This is the mail archive of the
gdb-patches@sourceware.org
mailing list for the GDB project.
Re: [PATCH 1/5] Poison non-POD memset & non-trivially-copyable memcpy/memmove
On 04/20/2017 04:27 AM, Simon Marchi wrote:
>> I'll move this to the end of the series before pushing (if agreed).
(I've moved it to the end of the series before pushing, and removed
that comment from the commit log.)
> That's really nice. I'm actually surprised we didn't get random crashes
> because of that yet!
Yeah.
>> + struct S {
>> + S() { m_data.reserve (10); }
>> + std::vector<foo> m_data;
>> + };
>
> Here it says struct S ...
>
>> +
>> +and old code was initializing B objects like this:
>> +
>> + struct B b;
>> + memset (&b, 0, sizeof (B)); // whoops, now wipes vector.
>
> ... and here struct B?
Bah.
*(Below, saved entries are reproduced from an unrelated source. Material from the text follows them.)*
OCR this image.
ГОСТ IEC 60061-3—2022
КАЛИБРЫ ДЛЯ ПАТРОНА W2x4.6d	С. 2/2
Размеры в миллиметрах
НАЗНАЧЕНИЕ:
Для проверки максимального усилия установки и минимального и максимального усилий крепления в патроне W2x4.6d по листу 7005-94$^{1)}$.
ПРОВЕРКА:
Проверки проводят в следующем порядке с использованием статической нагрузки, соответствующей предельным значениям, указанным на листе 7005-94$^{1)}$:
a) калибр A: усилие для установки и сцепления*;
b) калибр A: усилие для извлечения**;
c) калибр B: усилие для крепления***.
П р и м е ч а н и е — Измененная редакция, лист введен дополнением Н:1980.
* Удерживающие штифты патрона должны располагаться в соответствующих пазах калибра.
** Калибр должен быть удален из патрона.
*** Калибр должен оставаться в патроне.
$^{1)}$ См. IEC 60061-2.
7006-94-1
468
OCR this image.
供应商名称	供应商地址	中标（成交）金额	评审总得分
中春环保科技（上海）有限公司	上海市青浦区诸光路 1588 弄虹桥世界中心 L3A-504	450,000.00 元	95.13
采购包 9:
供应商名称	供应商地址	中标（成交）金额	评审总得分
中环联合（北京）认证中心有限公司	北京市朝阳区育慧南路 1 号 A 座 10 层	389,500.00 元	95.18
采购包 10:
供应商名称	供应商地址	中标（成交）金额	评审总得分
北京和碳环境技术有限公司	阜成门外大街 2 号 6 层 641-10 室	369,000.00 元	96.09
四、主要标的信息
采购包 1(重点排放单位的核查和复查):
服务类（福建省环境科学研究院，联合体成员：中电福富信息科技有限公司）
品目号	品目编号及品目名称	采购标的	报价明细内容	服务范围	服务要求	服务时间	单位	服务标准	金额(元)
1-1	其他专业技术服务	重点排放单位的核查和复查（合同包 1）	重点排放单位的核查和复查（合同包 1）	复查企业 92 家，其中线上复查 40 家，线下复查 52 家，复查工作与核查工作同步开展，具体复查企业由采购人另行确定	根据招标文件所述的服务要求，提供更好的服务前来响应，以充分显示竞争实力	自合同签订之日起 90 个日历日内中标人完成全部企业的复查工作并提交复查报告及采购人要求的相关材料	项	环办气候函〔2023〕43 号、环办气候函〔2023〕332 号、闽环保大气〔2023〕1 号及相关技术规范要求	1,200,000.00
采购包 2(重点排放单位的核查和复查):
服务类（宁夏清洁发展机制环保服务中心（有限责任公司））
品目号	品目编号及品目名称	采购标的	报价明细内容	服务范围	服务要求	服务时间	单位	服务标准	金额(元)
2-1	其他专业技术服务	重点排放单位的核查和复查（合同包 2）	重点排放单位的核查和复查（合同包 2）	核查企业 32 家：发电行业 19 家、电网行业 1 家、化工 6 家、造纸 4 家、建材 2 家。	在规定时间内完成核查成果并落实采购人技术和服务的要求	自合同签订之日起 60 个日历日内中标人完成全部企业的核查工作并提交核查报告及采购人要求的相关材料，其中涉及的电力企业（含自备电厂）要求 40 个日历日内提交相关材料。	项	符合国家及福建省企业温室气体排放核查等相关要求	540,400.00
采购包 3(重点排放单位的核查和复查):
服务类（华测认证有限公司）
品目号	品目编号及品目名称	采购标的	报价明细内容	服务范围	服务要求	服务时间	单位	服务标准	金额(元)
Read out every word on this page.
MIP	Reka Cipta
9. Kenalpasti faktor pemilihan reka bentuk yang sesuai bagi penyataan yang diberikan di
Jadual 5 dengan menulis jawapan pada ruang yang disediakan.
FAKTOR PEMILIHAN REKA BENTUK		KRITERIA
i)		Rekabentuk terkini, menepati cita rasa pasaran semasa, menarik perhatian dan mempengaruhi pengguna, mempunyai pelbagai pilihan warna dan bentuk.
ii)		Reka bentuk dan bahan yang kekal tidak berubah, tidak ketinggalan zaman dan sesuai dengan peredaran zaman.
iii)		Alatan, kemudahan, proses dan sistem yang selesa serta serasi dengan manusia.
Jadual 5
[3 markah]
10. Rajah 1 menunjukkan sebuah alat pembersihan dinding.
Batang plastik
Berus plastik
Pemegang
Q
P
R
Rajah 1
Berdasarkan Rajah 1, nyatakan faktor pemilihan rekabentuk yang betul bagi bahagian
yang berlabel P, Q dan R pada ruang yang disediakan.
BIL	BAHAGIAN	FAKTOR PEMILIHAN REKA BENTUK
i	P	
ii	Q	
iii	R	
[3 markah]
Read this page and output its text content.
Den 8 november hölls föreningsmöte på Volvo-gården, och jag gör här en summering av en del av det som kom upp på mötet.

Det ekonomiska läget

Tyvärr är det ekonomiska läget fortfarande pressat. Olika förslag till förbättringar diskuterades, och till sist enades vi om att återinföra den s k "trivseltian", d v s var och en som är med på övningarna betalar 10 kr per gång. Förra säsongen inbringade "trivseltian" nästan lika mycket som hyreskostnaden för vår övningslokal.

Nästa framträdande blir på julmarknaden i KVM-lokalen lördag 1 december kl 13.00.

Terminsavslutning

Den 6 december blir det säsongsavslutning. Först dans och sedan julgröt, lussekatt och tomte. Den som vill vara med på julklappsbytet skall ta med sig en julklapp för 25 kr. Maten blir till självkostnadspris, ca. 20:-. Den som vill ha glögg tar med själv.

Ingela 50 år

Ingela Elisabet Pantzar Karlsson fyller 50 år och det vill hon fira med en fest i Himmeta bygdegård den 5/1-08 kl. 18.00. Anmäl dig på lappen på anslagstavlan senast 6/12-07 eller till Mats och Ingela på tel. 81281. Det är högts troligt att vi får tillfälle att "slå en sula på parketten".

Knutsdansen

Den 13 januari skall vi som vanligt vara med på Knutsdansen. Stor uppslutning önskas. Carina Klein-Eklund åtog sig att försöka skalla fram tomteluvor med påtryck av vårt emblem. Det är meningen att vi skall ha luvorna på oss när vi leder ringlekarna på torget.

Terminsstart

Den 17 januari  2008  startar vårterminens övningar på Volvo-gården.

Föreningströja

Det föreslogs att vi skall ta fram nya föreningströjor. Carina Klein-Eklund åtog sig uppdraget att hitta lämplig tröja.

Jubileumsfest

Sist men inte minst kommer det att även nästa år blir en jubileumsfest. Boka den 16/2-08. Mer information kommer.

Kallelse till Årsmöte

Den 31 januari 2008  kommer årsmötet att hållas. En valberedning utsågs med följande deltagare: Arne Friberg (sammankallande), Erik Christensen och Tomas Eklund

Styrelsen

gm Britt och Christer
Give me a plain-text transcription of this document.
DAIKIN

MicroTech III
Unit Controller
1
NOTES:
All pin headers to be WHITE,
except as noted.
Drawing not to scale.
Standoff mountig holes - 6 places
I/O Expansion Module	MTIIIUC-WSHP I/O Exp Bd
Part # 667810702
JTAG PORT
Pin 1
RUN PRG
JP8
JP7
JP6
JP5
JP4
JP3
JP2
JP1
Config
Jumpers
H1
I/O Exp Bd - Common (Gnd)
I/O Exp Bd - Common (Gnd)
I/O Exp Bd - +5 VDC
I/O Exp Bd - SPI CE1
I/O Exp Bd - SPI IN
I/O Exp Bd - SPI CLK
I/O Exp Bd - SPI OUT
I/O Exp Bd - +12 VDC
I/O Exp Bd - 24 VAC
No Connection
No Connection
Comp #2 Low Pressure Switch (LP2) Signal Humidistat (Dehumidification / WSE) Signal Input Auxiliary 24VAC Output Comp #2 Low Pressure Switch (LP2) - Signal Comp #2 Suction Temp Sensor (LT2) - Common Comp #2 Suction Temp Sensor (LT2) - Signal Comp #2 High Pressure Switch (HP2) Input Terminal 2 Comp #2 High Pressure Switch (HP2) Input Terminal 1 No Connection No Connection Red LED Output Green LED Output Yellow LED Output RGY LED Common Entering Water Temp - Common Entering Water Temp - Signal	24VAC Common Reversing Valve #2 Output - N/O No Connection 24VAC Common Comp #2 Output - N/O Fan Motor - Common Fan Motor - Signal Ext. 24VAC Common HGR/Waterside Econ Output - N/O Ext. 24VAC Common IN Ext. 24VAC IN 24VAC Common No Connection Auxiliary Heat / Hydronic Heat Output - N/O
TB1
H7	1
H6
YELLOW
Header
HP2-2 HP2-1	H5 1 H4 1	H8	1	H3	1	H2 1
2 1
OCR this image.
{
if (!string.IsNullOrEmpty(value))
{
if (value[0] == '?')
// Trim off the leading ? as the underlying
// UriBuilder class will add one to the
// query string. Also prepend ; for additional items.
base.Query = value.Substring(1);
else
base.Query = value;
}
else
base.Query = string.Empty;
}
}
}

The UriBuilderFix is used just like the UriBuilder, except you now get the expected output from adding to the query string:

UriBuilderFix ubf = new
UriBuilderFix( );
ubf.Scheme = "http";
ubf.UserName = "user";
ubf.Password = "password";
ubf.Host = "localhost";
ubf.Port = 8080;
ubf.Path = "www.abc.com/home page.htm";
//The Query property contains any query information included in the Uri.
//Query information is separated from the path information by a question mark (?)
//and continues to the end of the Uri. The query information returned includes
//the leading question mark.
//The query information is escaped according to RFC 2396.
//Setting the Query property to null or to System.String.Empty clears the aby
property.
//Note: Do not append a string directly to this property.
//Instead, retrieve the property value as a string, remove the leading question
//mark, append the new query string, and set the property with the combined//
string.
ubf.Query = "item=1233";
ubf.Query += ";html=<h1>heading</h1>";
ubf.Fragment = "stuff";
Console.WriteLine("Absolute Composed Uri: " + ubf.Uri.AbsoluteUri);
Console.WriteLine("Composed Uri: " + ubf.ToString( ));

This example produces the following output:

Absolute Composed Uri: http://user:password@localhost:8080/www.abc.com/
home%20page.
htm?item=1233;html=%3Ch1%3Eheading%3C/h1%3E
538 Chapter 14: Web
These should of course be S, not B.
Thanks for spotting this! Below's what I pushed.
>From b0b92aeb3828219075fce23543fb39fee8608e99 Mon Sep 17 00:00:00 2001
From: Pedro Alves <palves@redhat.com>
Date: Tue, 25 Apr 2017 01:27:41 +0100
Subject: [PATCH] Poison non-POD memset & non-trivially-copyable memcpy/memmove
MIME-Version: 1.0
Content-Type: text/plain; charset=UTF-8
Content-Transfer-Encoding: 8bit
This patch catches invalid initialization of non-POD types with
memset, at compile time.
This is what I used to catch the problems fixed by the previous
patches in the series:
$ make -k 2>&1 | grep "deleted function"
src/gdb/breakpoint.c:951:53: error: use of deleted function ‘void* memset(T*, int, size_t) [with T = bp_location; <template-parameter-1-2> = void; size_t = long unsigned int]’
src/gdb/breakpoint.c:7325:32: error: use of deleted function ‘void* memset(T*, int, size_t) [with T = bp_location; <template-parameter-1-2> = void; size_t = long unsigned int]’
src/gdb/btrace.c:1153:42: error: use of deleted function ‘void* memset(T*, int, size_t) [with T = btrace_insn; <template-parameter-1-2> = void; size_t = long unsigned int]’
...
gdb/ChangeLog:
2017-04-25 Pedro Alves <palves@redhat.com>
* common/common-defs.h: Include "common/poison.h".
* common/function-view.h: (Not, Or, Requires): Move to traits.h
and adjust.
* common/poison.h: New file.
* common/traits.h: Include <type_traits>.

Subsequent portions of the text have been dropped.